Features: The Weeknd, Chance The Rapper, 2 Chainz, T.I., Eruo, Jae Millz, Lil Chuckee, Mack Maine, Birdman, Gudda Gudda, Kidd Kidd

There's a telling interlude part of the way through Dedication 5 that explains the real difference between Wayne this year, and Wayne in 2005, or '06, or '07. "Competition is different these days," he says. "That competition is competing for my awesome fanbase... For them to still say that they love me... competing for them to still fuck with me. That's my competition these days." Wayne has nothing left to prove and no new land to conquer. He just has to maintain.

By the time Dedication 5 arrived last week, Lil Wayne's career was deep into a levelling-off period. Despite spawning successful singles ("Love Me," "Rich As Fuck") and a handful of great songs, I Am Not a Human Being II was hardly greeted with universal acclaim. The sensation of forward momentum his career once had has long since passed. Everyone knows what to expect from Wayne now, and in a slightly degraded form. He is no longer the lyrical animal who transformed a narrow range of subjects into a cornucopia of wordplay, musical experimentalism, creativity, and variety.

In the context of current rap, though, Wayne is still one of the only artists who can artfully blend the clever, the profound, the base, and the visceral, into a compelling product that appeals to a wide cross-section of American hip-hop fans. While most artists no longer release tapes of freestyles over industry beats, for Wayne, it remains an art form.
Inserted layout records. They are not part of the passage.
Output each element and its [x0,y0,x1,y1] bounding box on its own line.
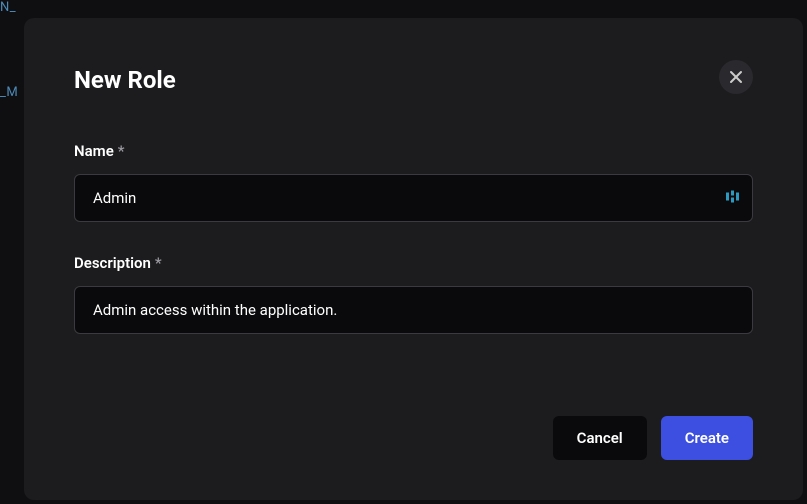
description-label-text: Description [74,254,151,272]
close-button[interactable] [719,60,753,94]
background-code-fragment: N_ [0,0,16,15]
required-marker: * [118,142,125,160]
name-label-text: Name [74,142,114,160]
new-role-modal: New Role Name* Descripti [24,18,803,500]
background-code-fragment: _M [0,85,18,100]
create-button[interactable]: Create [661,416,753,460]
required-marker: * [155,254,162,272]
password-manager-icon[interactable] [725,190,739,207]
close-icon [729,70,743,84]
modal-footer: Cancel Create [74,392,753,460]
name-input-wrap [74,174,753,222]
description-input-wrap [74,286,753,334]
name-label: Name* [74,142,753,160]
description-input[interactable] [74,286,753,334]
modal-title: New Role [74,66,176,94]
modal-header: New Role [74,66,753,94]
description-field: Description* [74,254,753,334]
description-label: Description* [74,254,753,272]
cancel-button[interactable]: Cancel [553,416,647,460]
name-input[interactable] [74,174,753,222]
name-field: Name* [74,142,753,222]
All the same, Dedication 5 is one of the more inconsistent offerings in the catalog. The metaphorical laziness that sometimes sinks Wayne is rampant here. Stuff like "It's curtains for these niggas, I feel like some drapes" or "Open her mind like a watermelon" barely deserves the word "punchline." But such phoned-in effort alternates with lyrics like "Smokin' on the gas, pass it like 'excuse you,'" which are, obviously, fire, in all their low-brow glory.

Wayne's take on "Started From the Bottom" and "Colombia" are hard, although a great David Banner beat is wasted on an average hook. "Bugatti" should have been an easy swipe for Wayne. The hook is one of the year's best, and Ace Hood's workmanlike verses are an underhand pitch that lands on a tee-ball stand. Wayne's version, though, ends up overwhelmed by another flat punchline. (What rhymes with "Bugatti," and relates directly to Wayne's interests?) 

The biggest highlight is Chance The Rapper's "You Song," over which Wayne drops one of his best verses in years—no doubt summoned to the sublime by Chance's star-making performance. Other guests perform well (Jae Millz) or not so well (Lil Chuckee) or transcendentally well (T.I. on "FuckWitMeYouKnowIGotIt," who surprisingly steals the song out from under his host's nose).

There are flashes of Wayne's old brilliance throughout. And in current hip-hop, he still has few real competitors. Even at sunset, he has a more powerful grip on all the contradictory tensions that make rap music worth listening to. And there is a brief moment of true urgency on "Levels" with Vado. One that references some of the news Wayne made this past year outisde of music. Whether he's being serious or flippant, it carries a chillingly profound weight: "This that motherfuckin' Dedication 5," he raps. "I just hope I be alive to see a Dedication 6."